Did you ever paste some text and didn’t get the expected result? Then you should know about Smart Paste, available with the shortcut shift-cmd-v (⇧⌘V). For example, Smart Paste can help when
- you like to paste a snippet of Markdown, HTML or Rich Text and convert its syntax or formatting , or
- you’re writing a technical documentation and need to paste a code snippet that should be preserved.
Smart paste helps you to paste text the right way: It detects all appropriate ways for pasting to your sheet and lets you choose the one that fits your purpose.
Let’s give it a try and convert some custom Markdown into Ulysses syntax. First, select and copy the following text with cmd-c (⌘C).
Paste *this* snippet to [Ulysses](http://www.ulyssesapp.com/)!
Markdown is great for focused, productive writing. But it might happen that it gets in the way of your specific writing task. In Ulysses, there is a simple solution to this problem: Just change the markup.
Let’s assume you’re an academic who writes a lot of references in [square brackets]. Ulysses is using these to mark up links. You can escape this by writing
\[, but you’ll probably find it inconvenient to do it over and over again. The alternative: adjust the Link markup.
To customize your markup, go to Ulysses › Preferences and switch to the “Markup” tab. Click on the markup selection pop up button in the upper left corner and choose “New Markup…”. Select a name for your first personal markup and a template to use as basis. For now, you should stick with “Markdown XL”, Ulysses’ default markup language.

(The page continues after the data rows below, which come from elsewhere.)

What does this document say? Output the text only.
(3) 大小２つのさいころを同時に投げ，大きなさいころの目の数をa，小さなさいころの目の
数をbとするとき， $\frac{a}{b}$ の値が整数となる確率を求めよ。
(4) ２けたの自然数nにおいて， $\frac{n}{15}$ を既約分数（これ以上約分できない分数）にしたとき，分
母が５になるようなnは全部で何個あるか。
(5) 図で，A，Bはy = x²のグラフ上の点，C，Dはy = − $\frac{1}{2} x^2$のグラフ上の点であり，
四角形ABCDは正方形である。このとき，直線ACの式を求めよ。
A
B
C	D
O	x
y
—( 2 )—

Once this is done, you’ll see an overview of all definitions in the markup. Scroll down to get to the Link markup, then double-click it to modify it. You can now, for instance, change the Link tag to use angular brackets
< > instead of the square brackets. An alternative could be switch to double square brackets
[[ ]] – just choose what suits you best.
To use your new markup, switch back to the editor. Then, open the menu Edit › Convert Markup and select the markup you’ve just created. Voilá: Square brackets will no longer be considered as links – but angular links (or double squares) will be, from this point on. (Please keep in mind that you will have to switch the markup for every single sheet. Glued sheets will not update automatically.)
What’s more, all existing links in your sheet will be automatically converted to the new markup. And of course, you can apply this tip to all other tags in a markup, not just links.
Please note: Markup editing is currently only available On My Mac and in iCloud.
Do you know this? You delete a sentence in your text, and a couple of days later you change your mind and would like to turn back time to restore it? Probably most writers have already been in this situation. With Ulysses you don’t have to rely on your capacity to remember – the history of your writings is just two clicks away.
Go to the File menu and select Browse All Versions…. This will open a time tunnel with two windows.
Left, there is the current content of your sheet, while the right window displays an older version. On the right side of your screen you can easily navigate through your sheet’s history. Just choose a particular point in time to display the respective version.
If you want, you can now bring back an entire version by clicking Restore at the bottom of the screen. If it is only a particular sentence you wish to revive, just copy it from the older version and paste it straight to your current sheet on the left side. When you’re done, click Done. And that’s it.
One important benefit of plain text editing is that you’re never locked in to some particular tool or file format. And so it happens that if you’re missing a particular feature from Ulysses, chances are good there is a great tool for just that feature out there.
As it happens, creating and exporting tables is a common task of writing not yet supported by Ulysses. Luckily, thanks to the nature of plain text, working with tables is still possible. If tables are an important part of your work and you happen to be publishing to the web, from the Mac App Store or install the free trial version from the developer’s site. Please make sure you’ve started it at least once after installing. Then, switch back to Ulysses and paste the following text to a blank sheet:
## Cities in Saxony
| City | Population | Area
| Leipzig | 520,838 | 297.60km²
| Dresden | 525,105 | 328,8km²
| Chemnitz | 241,210 | 220,8km²
This is a simple table written in Multimarkdown. Each row is placed on a line and columns are separated by vertical bars
|. The table’s headline and the body of the table are separated by a series of dashes
Click the export button in the upper right corner and select the plain text exporter tab. Please make sure that Markdown exporting is selected on the bottom of the window. Finally, click the arrow on the right side of the „Send To” button and choose „Marked”. Ulysses will export the document and send the result straight to Marked.
Marked will open up a preview of the generated web page. Inside Marked, you can select among different styles or tweak your style using CSS. When you’re satisfied with the results, just save your document as an HTML file and upload it to your blog.
You can create more sophisticated table layouts as well of course. You’ll find all details in the table documentation on the Multimarkdown website.
PS – We recommend Marked because it is an elegant tool for the described workflow. But you’re not bound to use it. Other tools supporting the export of Multimarkdown to HTML will also do, e.g. MultiMarkdown, MultiMarkdown Composer, or Byword.